# Well the cable guy came by today



## AJ2086 (Jun 1, 2002)

I was outside shoveling and the cable truck pulled up. He started heading towards my wires and I asked him what he was doing. You see a couple weeks ago we placed a trouble call for the modem and television, well they finnaly came. He says he is here to fix the cable and I told him that its already been fixed by DirecTV. He then starts telling me that my dish wouldnt work in this weather (light snow) and that the picture would be horrible. I brought the man inside and showed him my picutre. He tells me its how they have it set and in a couple days my picture will be worse than cable. Then the interactive thing popped up while he was there and he told me that its telling me thati need to readjust my dish because it was unalined. At that point I told him to get outo f my house and off my property with his lies that arent true. He told me I will be sorry and that I'm going to want my cable back within a week. I laughed said yea sure and shut the door in his face. That felt so good!


----------



## raj2001 (Nov 2, 2002)

:shrug: 
Oh boy. Here we go again. You didn't have to tell him to "get out". You could have politely made him feel ashamed of his company's deceptive practices


----------



## Cyclone (Jul 1, 2002)

I bet he farted on the way out.


----------



## DCSholtis (Aug 7, 2002)

> _Originally posted by Cyclone _
> *I bet he farted on the way out. *


:rolling:


----------



## Steve Mehs (Mar 21, 2002)

The real fun starts, if/when you get the door to door drones. I switch my identity every other time. One time I'll be an uneducated Joe listening to him BS me, next time I'll counter attack every word they say. I would be mean, but I just can't be mean face to face, if it was on the phone that's a whole different story


----------



## waydwolf (Feb 2, 2003)

A fair number of cable techs these days are former satellite techs and many many of them transfer former satellite customers back to cable after hearing horror stories. 

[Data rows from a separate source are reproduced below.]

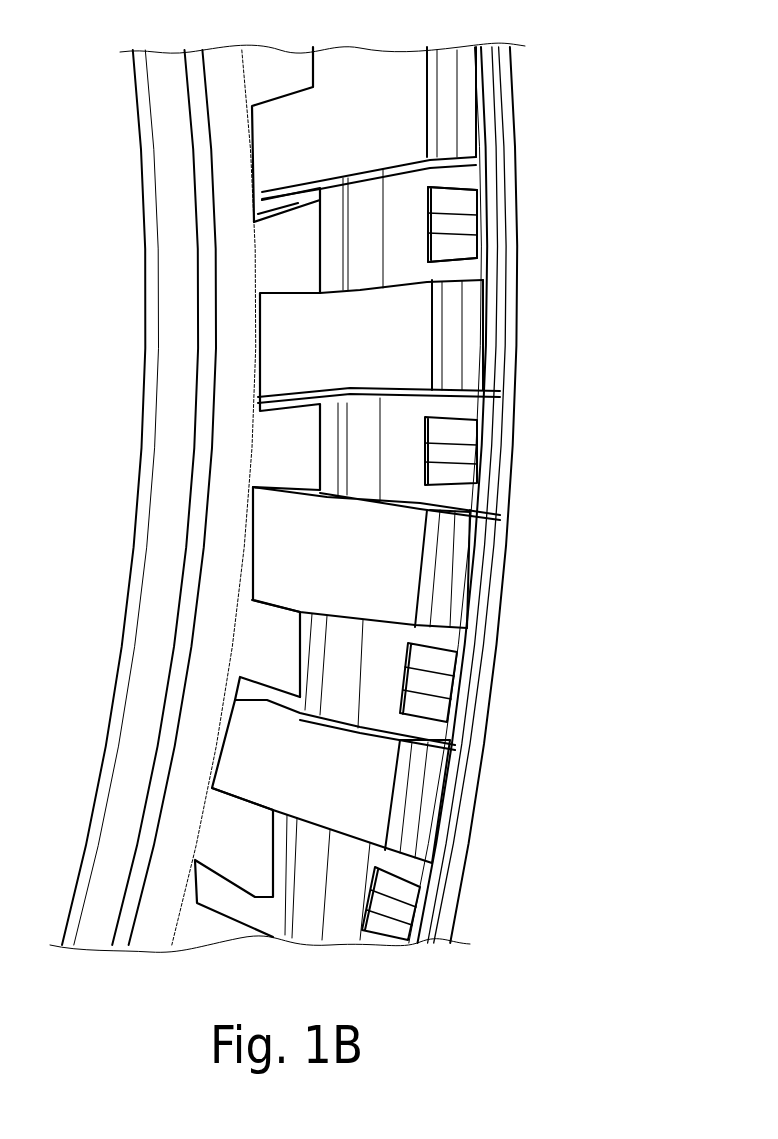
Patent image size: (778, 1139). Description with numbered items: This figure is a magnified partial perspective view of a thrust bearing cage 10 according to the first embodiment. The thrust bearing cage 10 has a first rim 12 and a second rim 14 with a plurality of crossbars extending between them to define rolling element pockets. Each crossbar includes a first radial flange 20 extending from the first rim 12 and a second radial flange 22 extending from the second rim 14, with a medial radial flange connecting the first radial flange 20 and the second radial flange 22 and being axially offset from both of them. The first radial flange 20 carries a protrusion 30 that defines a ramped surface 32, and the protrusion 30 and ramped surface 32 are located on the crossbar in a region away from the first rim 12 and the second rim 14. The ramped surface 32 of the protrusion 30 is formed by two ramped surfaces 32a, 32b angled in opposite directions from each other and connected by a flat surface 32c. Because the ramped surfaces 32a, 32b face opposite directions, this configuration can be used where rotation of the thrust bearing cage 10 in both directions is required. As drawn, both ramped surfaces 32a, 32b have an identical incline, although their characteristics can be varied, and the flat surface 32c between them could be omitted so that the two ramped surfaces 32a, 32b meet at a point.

The thrust bearing cage 10 is at (138, 390).
The first rim 12 is at (518, 350).
The second rim 14 is at (188, 635).
The first radial flange 20 is at (447, 493).
The second radial flange 22 is at (268, 442).
The protrusion 30 is at (447, 222).
The ramped surface 32 is at (448, 193).
The ramped surface 32a is at (462, 197).
The ramped surface 32b is at (460, 240).
The flat surface 32c is at (473, 258).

The satellite industry is not spotless, and its installation segment is especially guilty in giving a black eye including lack of quality control checks, inferior equipment and supplies and practices, and just plain flim-flammery oftentimes verging on felonious behaviour. 

If you let disasterously bad service from your cable company make you mean spirited, you've lost the fight. Same goes for satellite service souring you. It's not about the method, it's about the TV. 

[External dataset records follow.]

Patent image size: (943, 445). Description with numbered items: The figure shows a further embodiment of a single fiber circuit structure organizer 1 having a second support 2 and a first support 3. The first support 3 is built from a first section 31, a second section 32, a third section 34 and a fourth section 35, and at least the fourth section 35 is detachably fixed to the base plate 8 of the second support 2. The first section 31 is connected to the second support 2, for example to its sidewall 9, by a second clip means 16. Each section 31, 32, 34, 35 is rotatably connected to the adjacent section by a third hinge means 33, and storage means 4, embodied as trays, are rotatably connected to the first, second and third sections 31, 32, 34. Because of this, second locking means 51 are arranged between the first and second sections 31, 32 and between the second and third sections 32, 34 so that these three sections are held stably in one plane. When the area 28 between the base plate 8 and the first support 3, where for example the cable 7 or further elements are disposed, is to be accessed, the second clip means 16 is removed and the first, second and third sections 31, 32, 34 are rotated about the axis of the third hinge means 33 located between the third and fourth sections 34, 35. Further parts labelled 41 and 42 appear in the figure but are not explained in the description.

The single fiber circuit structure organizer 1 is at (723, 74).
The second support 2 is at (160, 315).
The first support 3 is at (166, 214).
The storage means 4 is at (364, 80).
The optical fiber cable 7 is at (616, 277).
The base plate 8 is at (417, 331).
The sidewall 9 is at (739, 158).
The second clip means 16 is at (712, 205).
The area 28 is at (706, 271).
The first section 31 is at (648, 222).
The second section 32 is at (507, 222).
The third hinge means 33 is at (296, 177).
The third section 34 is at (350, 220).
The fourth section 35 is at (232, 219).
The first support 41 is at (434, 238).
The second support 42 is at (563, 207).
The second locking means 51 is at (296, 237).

Glad you're happy with what you got now. If that changes, I for one won't rub salt in the wound should you consider going back to cable. Again, it's about getting the TV entertainment you want, not how you got it. 

(Approximately just under half my income has been/is/will be satellite and a similar amount is cable. Either side doing bad isn't good for me.)


----------



## DarrellP (Apr 24, 2002)

> _Originally posted by Cyclone _
> *I bet he farted on the way out. *


And belched.


----------



## PSB (Oct 4, 2002)

Could be worse! I am a satellite installer, but have also worked in cable, the tech that was "training" me used to kick/knock out of line every dish he could get to! They just cant compete and have to lie and cheat, they are running scared!!! I am sure there are also many crooks working in satellite too, just make sure your installer is insured, bonded, licensed, and certified and you wont go far wrong, any one who has the above, wont risk their living ripping you off or giving you bad info! On the other hand watch closely all hourly paid installers, they are only in it for the pay check, as soon as they get a job that pays a dollar more they will be gone.


----------



## Jacob S (Apr 14, 2002)

The cable guy is just jealous.


----------



## Karl Foster (Mar 23, 2002)

Last week I had a guy stop by, saying he wanted to talk to me about problems with the cable in our area, and any problems I might be having specifically. He said that since AT&T was merging with Comcast, that changes would be coming. I told him I was not a cable subscriber any longer, that I had satellite, and he asked if he could see my setup, to see if what he was offering could compare. Come to find out, this was a local Dish Network salesman canvassing the neighborhood. No ID badge, didn't identify himself right away, or anything. I thought it was an AT&T agent here to honestly talk about cable. I felt a little bit deceived by this guy. I guess deception goes both ways and some people will do anything to get a sale.


----------



## Jacob S (Apr 14, 2002)

I think there is some installer/retailer trying to swap a bunch of my customers from Dish to Direct and that might be causing me a lot of chargebacks and disconnects and problems.


----------



## pez2002 (Dec 13, 2002)

Well when the cable guy came to my house this is what happend 



He walks in my house & just comes in & picks up the boxes No questions Asked & that was it 


When my Dish went through its first snow storm It went out but not anymore :hi:


----------